Pier Paolo Pasolini visse un’intera vita nella contraddizione dovuta al suo essere un borghese. E forse ancor più contraddittorio è stato il suo rapporto col cristianesimo, di derivazione vagamente caravaggesca: entrambi credevano in un ‘cristianesimo primitivo’, lontanissimo dalla Chiesa intesa come istituzione ma legato al rapporto dell’uomo con la comunità, la terra, i poveri.
Nel 1975, a pochissimi giorni dalla sua morte, il Corriere della Sera pubblica una lettera di Pasolini (scritta qualche mese prima) e che poi finirà nelle Lettere Luterane, nella quale il regista si scaglia contro la sua Trilogia della Vita di inizio anni ’70 (trittico composto dai film Decameron, Il Fiore delle Mille e Una Notte e I Racconti Di Canterbury).
PIER PAOLO PASOLINI E IL RAPPORTO TRA ARTE E CONTESTO
L’Abiura della Trilogia della Vita è l’avverarsi di una profezia, ovvero la necessità di Pasolini di riconsiderare la sua opera alla luce dei cambiamenti sociali.

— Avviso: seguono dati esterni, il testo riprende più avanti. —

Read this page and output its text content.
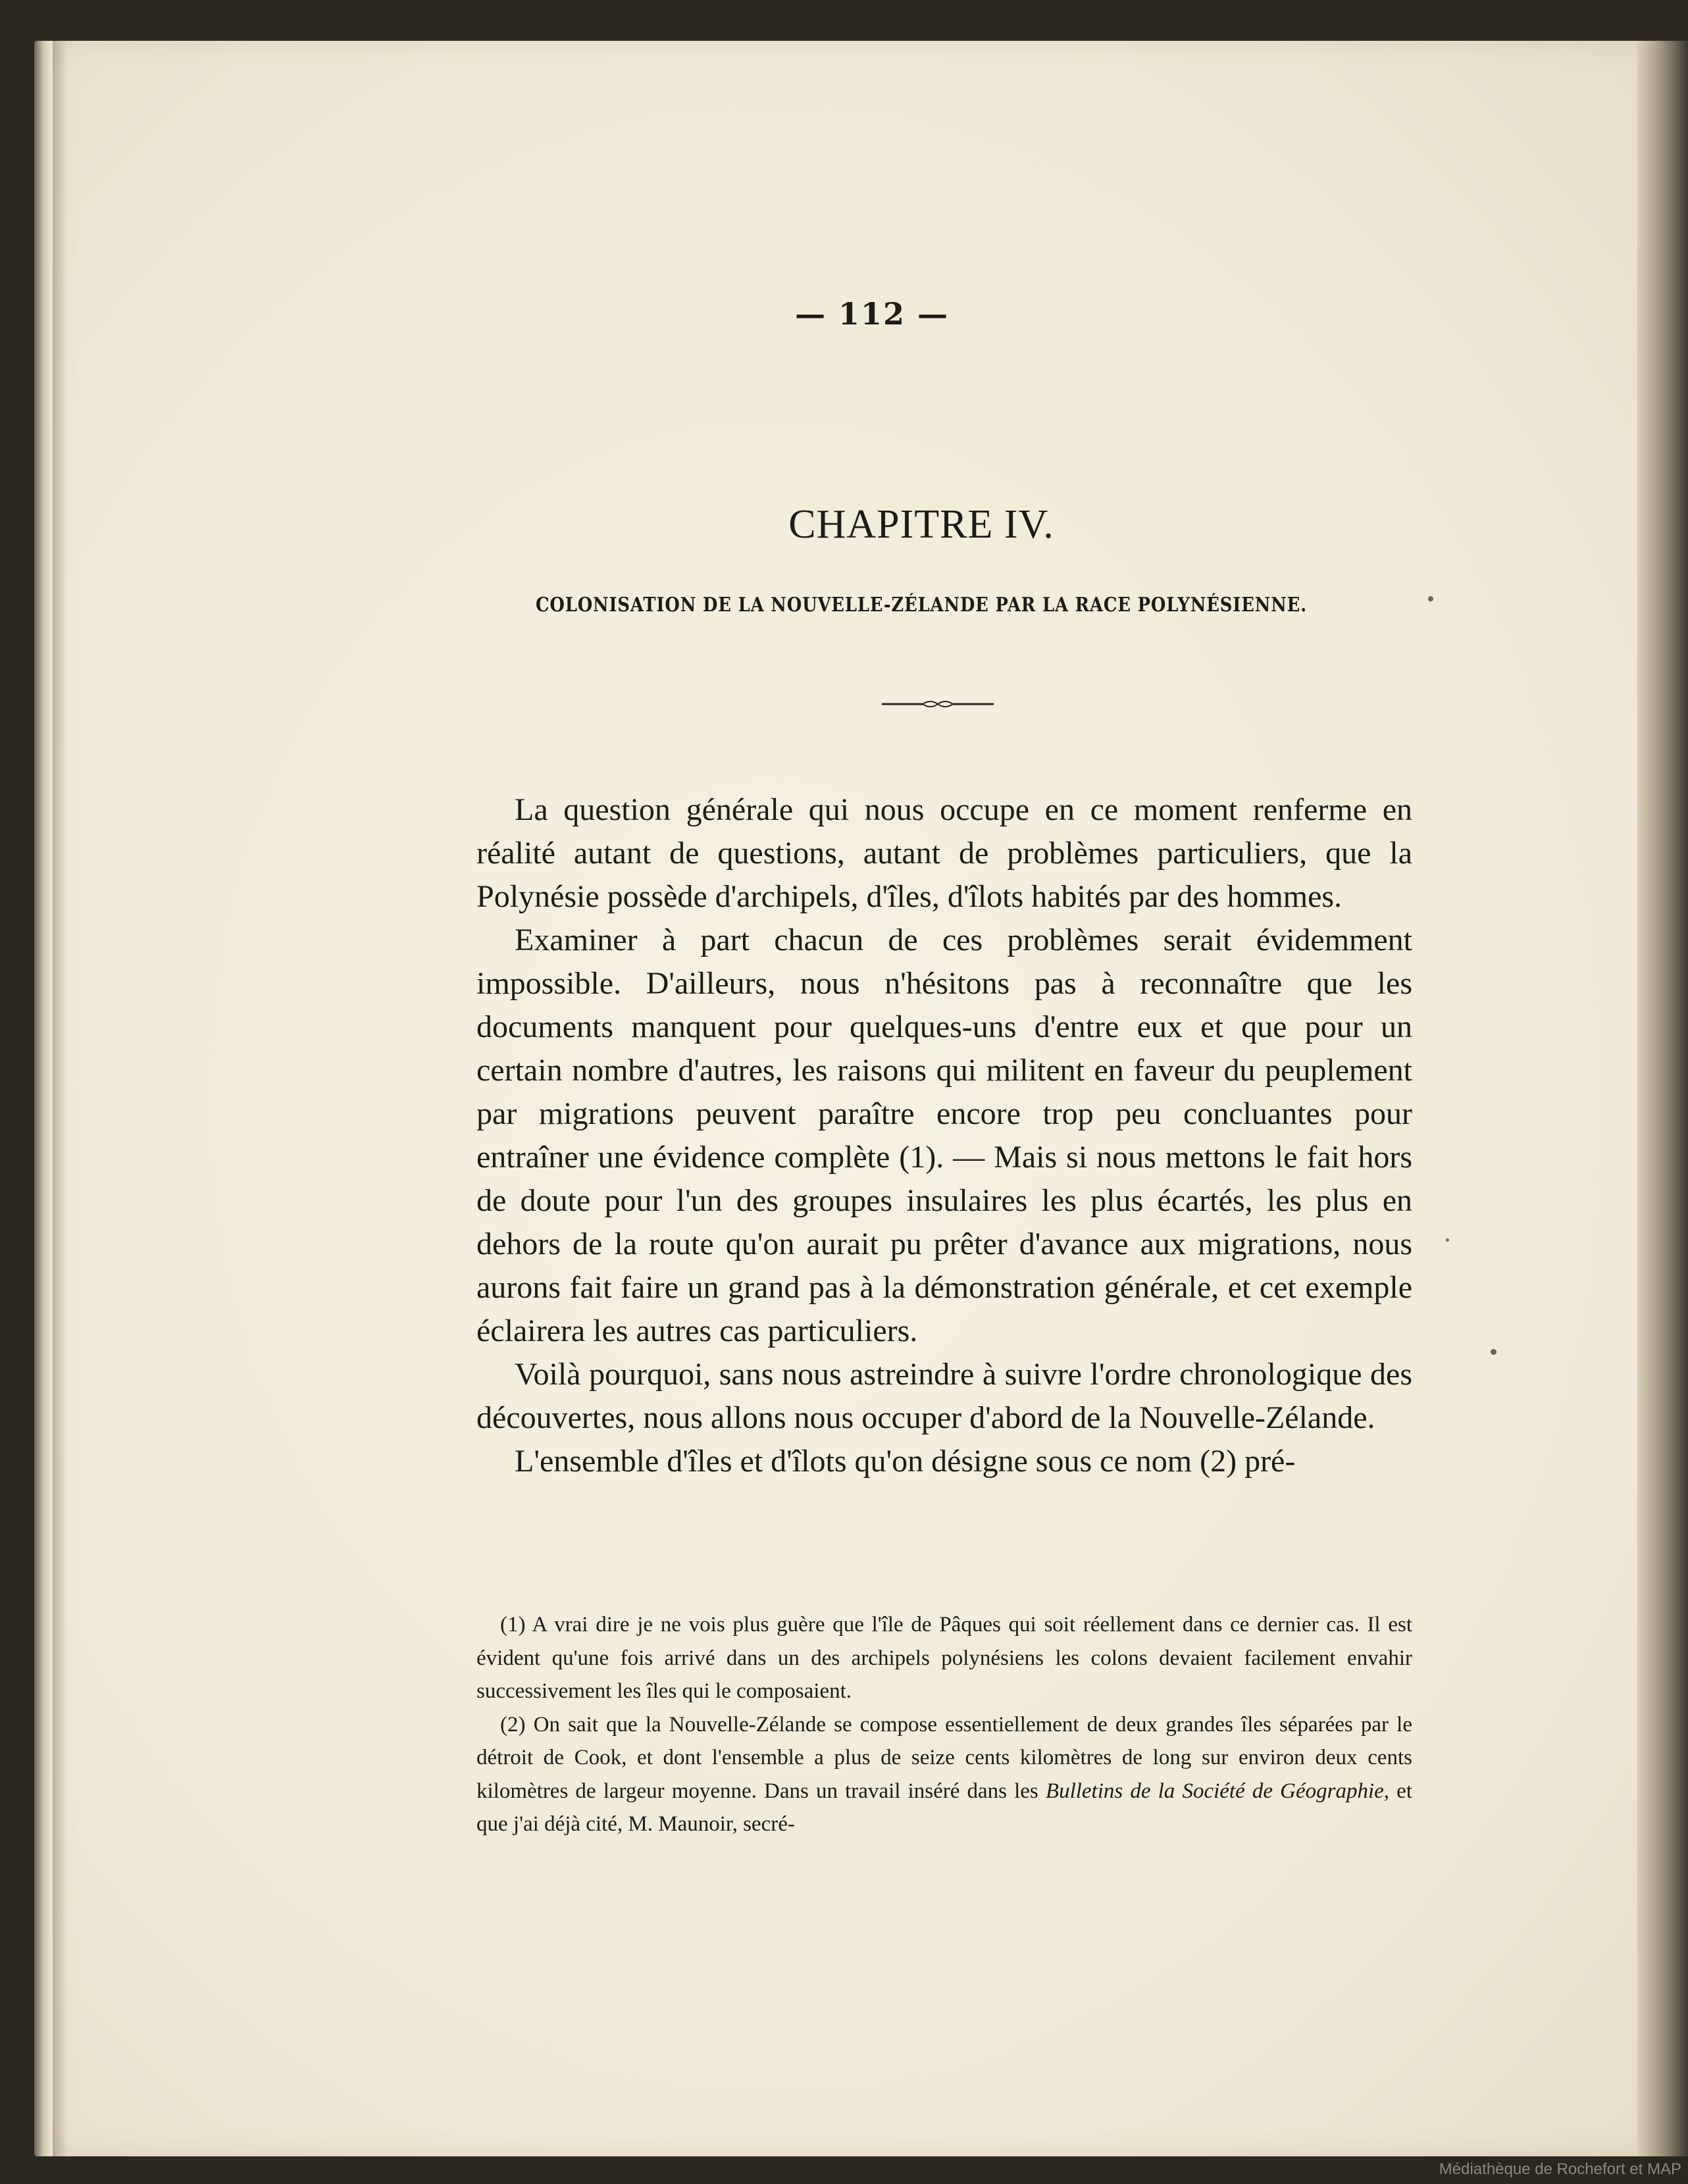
— 112 —
CHAPITRE IV.
COLONISATION DE LA NOUVELLE-ZÉLANDE PAR LA RACE POLYNÉSIENNE.

La question générale qui nous occupe en ce moment renferme en réalité autant de questions, autant de problèmes particuliers, que la Polynésie possède d'archipels, d'îles, d'îlots habités par des hommes.

Examiner à part chacun de ces problèmes serait évidemment impossible. D'ailleurs, nous n'hésitons pas à reconnaître que les documents manquent pour quelques-uns d'entre eux et que pour un certain nombre d'autres, les raisons qui militent en faveur du peuplement par migrations peuvent paraître encore trop peu concluantes pour entraîner une évidence complète (1). — Mais si nous mettons le fait hors de doute pour l'un des groupes insulaires les plus écartés, les plus en dehors de la route qu'on aurait pu prêter d'avance aux migrations, nous aurons fait faire un grand pas à la démonstration générale, et cet exemple éclairera les autres cas particuliers.

Voilà pourquoi, sans nous astreindre à suivre l'ordre chronologique des découvertes, nous allons nous occuper d'abord de la Nouvelle-Zélande.

L'ensemble d'îles et d'îlots qu'on désigne sous ce nom (2) pré-

(1) A vrai dire je ne vois plus guère que l'île de Pâques qui soit réellement dans ce dernier cas. Il est évident qu'une fois arrivé dans un des archipels polynésiens les colons devaient facilement envahir successivement les îles qui le composaient.

(2) On sait que la Nouvelle-Zélande se compose essentiellement de deux grandes îles séparées par le détroit de Cook, et dont l'ensemble a plus de seize cents kilomètres de long sur environ deux cents kilomètres de largeur moyenne. Dans un travail inséré dans les Bulletins de la Société de Géographie, et que j'ai déjà cité, M. Maunoir, secré-

Médiathèque de Rochefort et MAP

In questa grande capacità di analisi di se stesso sta l’unicità di PPP, poiché ogni sua opera (letteraria e non) ha senso di esistere in un determinato quadro sociale e quando mutano i costumi, allora deve mutare anche il modo in cui produciamo arte.
Se infatti la Trilogia della Vita sfruttava le nudità e il sesso per raccontare la gioia della liberazione, il piacere puro e inattaccabile (nonché la libertà di esprimersi, una delle tante condizioni necessarie in una società che voglia essere inclusiva), la produzione pasoliniana del 1975 è attraversata da un pessismo e da un nuovo significato di nudo e sesso.
Nei suoi ultimi anni di vita Pasolini riscrive la raccolta friuliana del ’54, Meglio Gioventù (che diventa La Nuova Gioventù), dirige Salò o le 120 Giornate di Sodoma e lavora a Petrolio, un ‘poema’ incompiuto nel quale il racconto del sesso è meccanico, svuotato dal concetto di piacere e liberazione e trasformato invece in una routine necessaria.
In conclusione, Pasolini è stato una complessa industria di produzione; una ‘factory’ – per scomodare Warhol – in un solo uomo. Un artista con una necessità di esprimersi strabordante, mai veramente saziata (quando era sul set, per esempio, Pasolini approfittava delle pause per andare a scrivere i suoi articoli) e capace di diventare estremamente centrale nel dibattito, sia italiano che estero.